*Sharing one of my favorite posts from 2017*

You learn a lot about what you believe about the world when you have kids.  The reason is simple, you actually have to state your beliefs and pass them on, because your kids will ask. Then you hear them echoed back to you as your kids in the most surprising moments regurgitate the information (you knowingly or unknowingly) passed on to them.

Long before I had kids, I taught elementary school for a hot minute, and one of my most favorite parts of it was the idea that you can shape kid’s perspectives of history. You can point out where we’ve gone wrong, and how we can rectify it moving forward. As a kid, I had a deep love of history and I wanted other kids to experience that too. So, I bought wayyy more kids’ books than were necessary for my “hot minute” in education, and instead of throwing them away, I saved them for my own children.

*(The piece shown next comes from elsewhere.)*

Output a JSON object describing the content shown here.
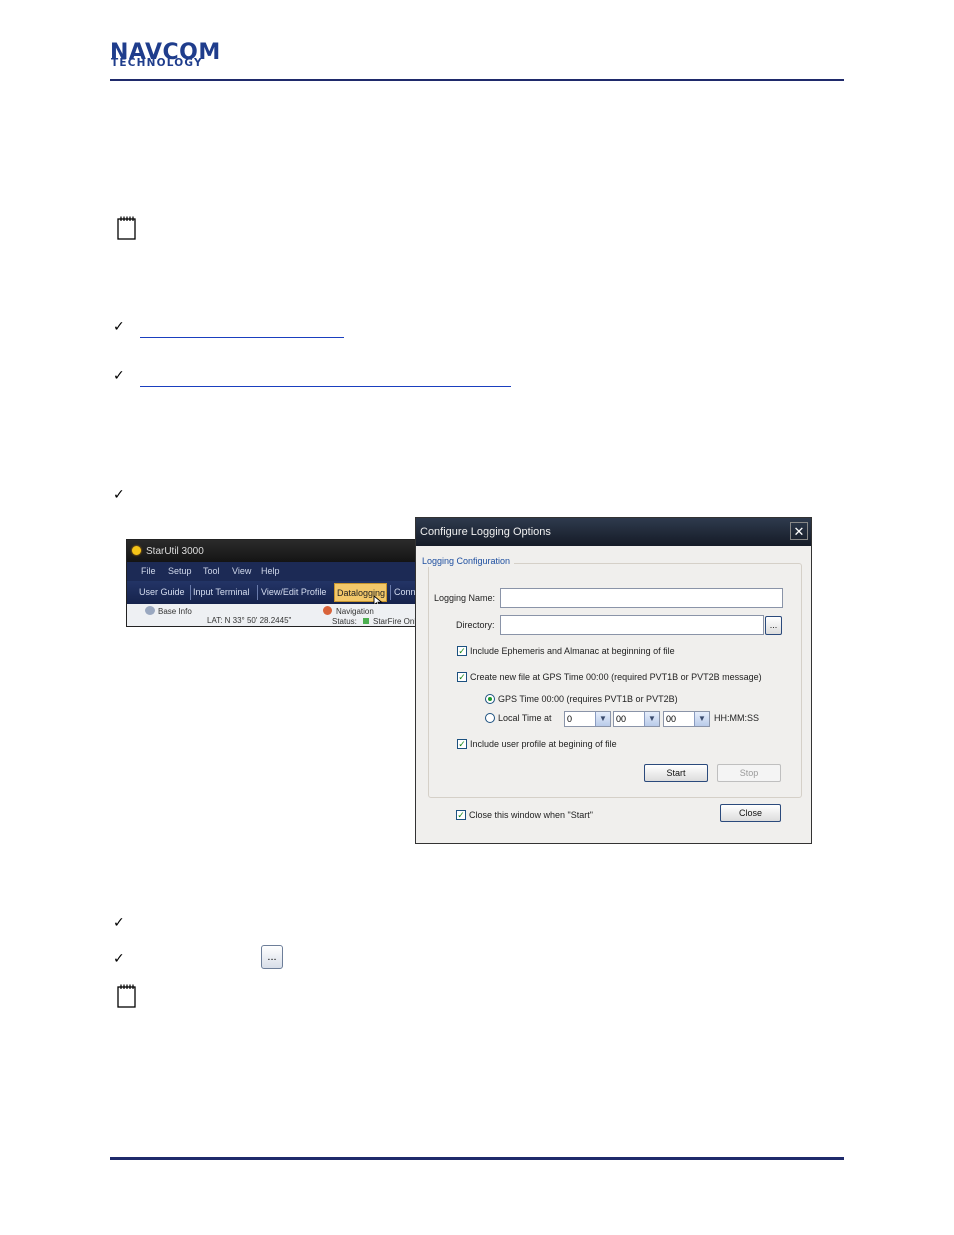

So, unlike all the other children that have books about dinosaurs or Disney movies, my kid’s library consists of more than one book on Dr. Martin Luther King Jr., Rosa Parks, Harriet Tubman, civil rights, kid-friendly books on the Holocaust, and other injustices that have gone before.

I’m not saying it’s a bad thing, but when you actually take a school and learning environment out of the equation and you have to tell your own children about the atrocities that have gone on before, it’s a hard day in parenting.

saturday we were talking about why my kids would have off of school

 And instantly my older son said, I know who Martin Luther King Jr. is; he got shot. My younger son, with aghast, asked, “if he actually got killed in real life” and my 6-year-old replied, “yes, in real life.” My 4-year- old proceeded to ask, “why would someone shoot him?” and in a super proud parent moment, my 6-year-old said, “because he used big words.”

I can take no credit for that, except for the fact that I bought the book, “Martin’s Big Words” years ago. But it got me thinking about the ones that are killed or assassinated, the ones attempting to push society forward. And I get it, MLK Jr. wasn’t perfect, for all of his progress, he was puritanical to the core, he was raised in patriarchy and if alive today would probably be considered “old school.” But despite all that, he had a thought, some might even call it a dream, about race and civil rights, that few had been willing to fight for before him and he championed the way.

And it’s an interesting time in history, race wars are in the headlines more today than for several decades before. Trump’s own “old school” ways have empowered sects of people to reignite hate and discord for people who are “other” than oneself, and it saddens me.

But I have yet to despair, because there are two little boys that live in my house, that know nothing about Trump’s immigration policies, that know nothing about racism except that it’s in the past, and today it may not be true, but I have my own dream, that the majority of young millennial parents are raising kind, loving, tolerant humans, that accept people different than themselves with less shame and bullying than has ever gone on before. 

it’s better than a dream

I know for a fact that the “people of old will die off”, and my kids, the kids of the future will bring a better tomorrow.

It may not be all peace and bliss.
It may be a little “sci-fi” seeing that my kids will probably have self-driving cars and robots to do their chores.
But it will be a future that is one step further away from the pain and scars of racism, it will be one generation further away from the reality of sexism and gender discrimination.
It will be one generation closer to a people that are more “tolerant” of diversity.
It will be their future and I am glad that it is bright.